Oracle is demanding US$1 billion in damages over Google's use of Java, claiming the search giant did not ask for permission to use its application programming interfaces (APIs).

Google successfully argued APIs cannot be copyrighted in a 2012 case, but the ruling was later overturned by a federal appeals court that said Oracle could copyright parts of Java.

Google continues to argue that it should be able to use Java without paying a licensing fee to Oracle, and recently appealed the decision to the US Supreme Court.

As the federal US government has expressed strong interest in the case, the Supreme Court asked the Obama administration in January for its opinion on whether it should take hear the appeal.

According to Google, an Oracle victory would obstruct "an enormous amount of innovation" because software developers would not be able to freely build on each others' work. Oracle said effective copyright protection is the key to software innovation.

In the court filing today, US solicitor general Donald Verrilli said Google's argument that the code was not entitled to copyright protection lacked merit and did not need to be reviewed by the Supreme Court.

Verrilli said Google had raised important concerns about the effect that enforcement of Oracle's copyright could have on software development.

However, those issues could be addressed via further proceedings on Google's separate "fair use" defence in San Francisco federal court, Verrilli added.

The Supreme Court could better assess the issues, Verrilli said, if it had all relevant legal arguments before it at the same time.

The Obama administration had been locked in internal wrangling over what position to take in the high-profile litigation between the two American technology companies.

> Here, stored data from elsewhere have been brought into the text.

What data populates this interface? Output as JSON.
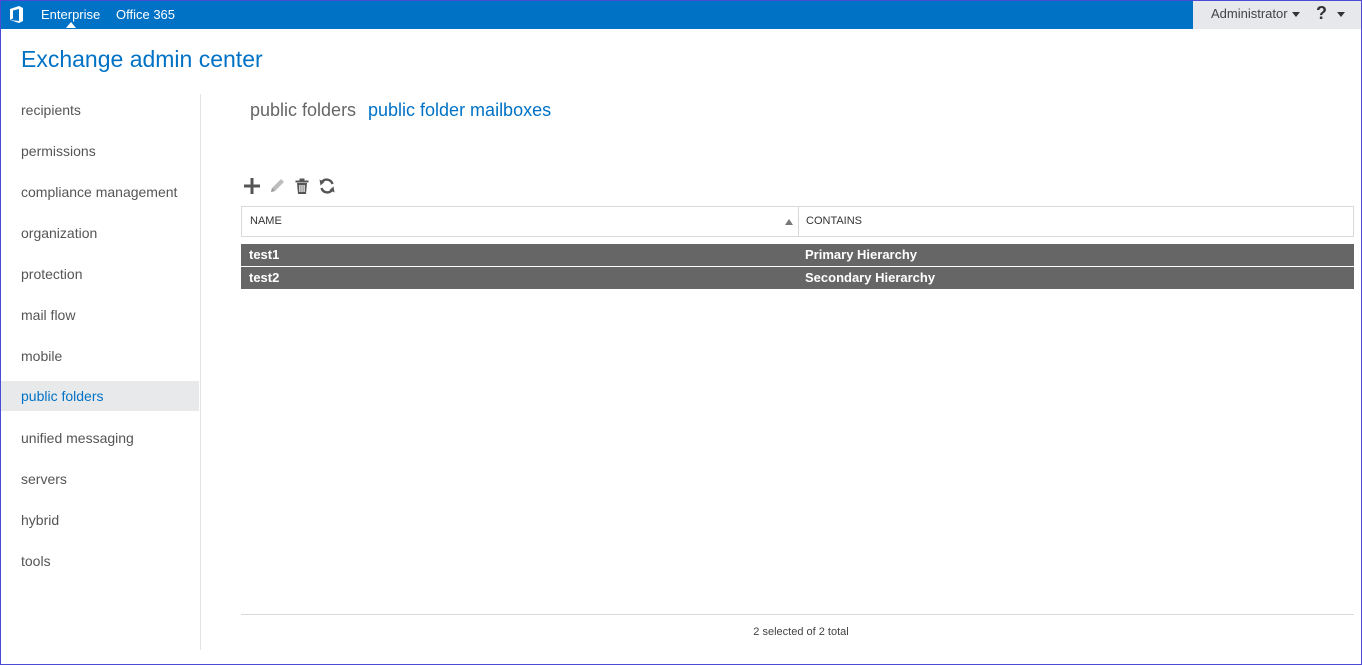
{
  "topbar": {
    "links": [
      "Enterprise",
      "Office 365"
    ],
    "user": "Administrator",
    "help": "?",
    "brand_color": "#0072c6"
  },
  "app": {
    "title": "Exchange admin center"
  },
  "sidebar": {
    "items": [
      {
        "label": "recipients"
      },
      {
        "label": "permissions"
      },
      {
        "label": "compliance management"
      },
      {
        "label": "organization"
      },
      {
        "label": "protection"
      },
      {
        "label": "mail flow"
      },
      {
        "label": "mobile"
      },
      {
        "label": "public folders",
        "active": true
      },
      {
        "label": "unified messaging"
      },
      {
        "label": "servers"
      },
      {
        "label": "hybrid"
      },
      {
        "label": "tools"
      }
    ]
  },
  "tabs": [
    {
      "label": "public folders"
    },
    {
      "label": "public folder mailboxes",
      "active": true
    }
  ],
  "toolbar": {
    "icons": [
      "add-icon",
      "edit-icon",
      "delete-icon",
      "refresh-icon"
    ]
  },
  "grid": {
    "columns": [
      "NAME",
      "CONTAINS"
    ],
    "rows": [
      {
        "name": "test1",
        "contains": "Primary Hierarchy"
      },
      {
        "name": "test2",
        "contains": "Secondary Hierarchy"
      }
    ],
    "selected_row_color": "#666666"
  },
  "status": {
    "text": "2 selected of 2 total"
  }
}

Google has a close relationship with the Obama administration. However, there is no indication that the internal debate on software copyright involves any issues beyond legal policy.

Verilli is considered the Obama administration's top lawyer, and Supreme Court justices generally give greater weight to what a solicitor general says than other third parties that take a side in a case.

This influence has caused the solicitor general to be dubbed the "10th justice."

Despite Verrilli weighing on the matter, the Supreme Court, which is expected to decide whether to hear the case by the end of its term in June, could still allow the appeal although the chances are slim.

"We appreciate the solicitor general's careful review of this issue, however we're disappointed with these conclusions," Google said in a statement.